The proposed architecture of our approach. See also [5]

A first version of the presented domain ontology with the service description was defined and inserted in SMW. A general message structure was already defined for exchanging messages between different components to abstract the different resources and to achieve a common understanding. The message contains all relevant information of the underlying ontology.

6 Evaluation Plan

The evaluation will be conducted as part of the AICASys⁶ project. We plan to make lab and field trials with people of the target group in real living environments. An objective is to evaluate the usability, feasibility and reliability of the context-aware Sherlock application by measuring and statistically evaluating the success factor of the user intention and context recognition. We want to show in our evaluation that (a) the semantically specified security policies prevent the misuse of sensitive data, (b) the user intention detection is improved (at least 80 % reliability) by means of introducing user profiles and (c) the integration of various devices and applications is simplified for not technically minded persons compared to other related work approaches. It is planned to compare the improvements or degradations with other similar approaches to show that the presented approach was successful or not.

7 Conclusion

We introduced service descriptions which are providing the knowledge of our context-aware applications. Context-aware applications need these service descriptions to link user intentions to appropriate actions. We discussed that the detection of user intentions and activities needs also to consider user characteristics by means of user profiles. In our approach context-aware applications are distributed by running independent on different devices and managing their own context data. The exchanged context and user data is sensitive and requires to be protected from unauthorized access.
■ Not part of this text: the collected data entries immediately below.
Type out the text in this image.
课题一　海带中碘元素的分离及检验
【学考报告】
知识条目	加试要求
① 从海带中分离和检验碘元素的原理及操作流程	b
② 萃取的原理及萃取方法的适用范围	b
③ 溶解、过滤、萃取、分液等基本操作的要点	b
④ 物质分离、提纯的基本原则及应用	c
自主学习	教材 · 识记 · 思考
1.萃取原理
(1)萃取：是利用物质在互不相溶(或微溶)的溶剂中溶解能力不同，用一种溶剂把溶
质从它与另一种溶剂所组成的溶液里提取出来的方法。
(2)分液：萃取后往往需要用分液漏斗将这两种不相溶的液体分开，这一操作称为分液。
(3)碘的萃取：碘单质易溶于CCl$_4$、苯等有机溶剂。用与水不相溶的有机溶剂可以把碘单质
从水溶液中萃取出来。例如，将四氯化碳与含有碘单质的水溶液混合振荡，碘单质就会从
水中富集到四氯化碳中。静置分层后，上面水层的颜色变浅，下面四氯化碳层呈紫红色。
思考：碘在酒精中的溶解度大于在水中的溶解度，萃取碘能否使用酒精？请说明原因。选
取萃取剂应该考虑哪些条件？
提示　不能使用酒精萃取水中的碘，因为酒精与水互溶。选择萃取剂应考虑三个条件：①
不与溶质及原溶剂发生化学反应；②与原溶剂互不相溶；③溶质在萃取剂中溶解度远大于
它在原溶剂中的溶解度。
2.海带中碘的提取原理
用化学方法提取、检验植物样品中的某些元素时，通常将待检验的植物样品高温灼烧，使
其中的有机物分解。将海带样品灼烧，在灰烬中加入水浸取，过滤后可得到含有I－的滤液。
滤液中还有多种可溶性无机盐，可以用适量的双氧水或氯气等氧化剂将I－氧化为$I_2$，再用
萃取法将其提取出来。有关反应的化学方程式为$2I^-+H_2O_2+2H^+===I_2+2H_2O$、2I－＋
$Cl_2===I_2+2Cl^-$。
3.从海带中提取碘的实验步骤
For this reason, we proposed to integrate security policies in our ontology, so that every application needs to follow these policies. The utilisation of the WoT concept offers the solution for overcoming integration problems of heterogeneous data sources. Moreover, the Semantic Web opens a way to map the real world into a machine understandable format so that reasoning techniques can be applied to infer the context and intention of an appropriate user. For demonstration purposes we introduced our context-aware and extendible Sherlock application. However, this proposal does not address to solve problems concerning the realtime reaction of applications to different events. Furthermore, it is was not discussed how to enhance the quality of context data. In an AAL environment it is necessary to evaluate and assure the trustworthiness of data sources to warrant a reliable context-awareness. In future work we have to consider what happens if fuzzy and uncertain situations are detected. A conceivable approach is to apply machine learning and pattern recognition to combine it with rule-based approaches. One enhancement can be the implementation of a mood classifier. This would allow the Sherlock engine to learn from context data to motivate the user to do some activities. But the mentioned challenges remain for future research work as part of this Ph.D.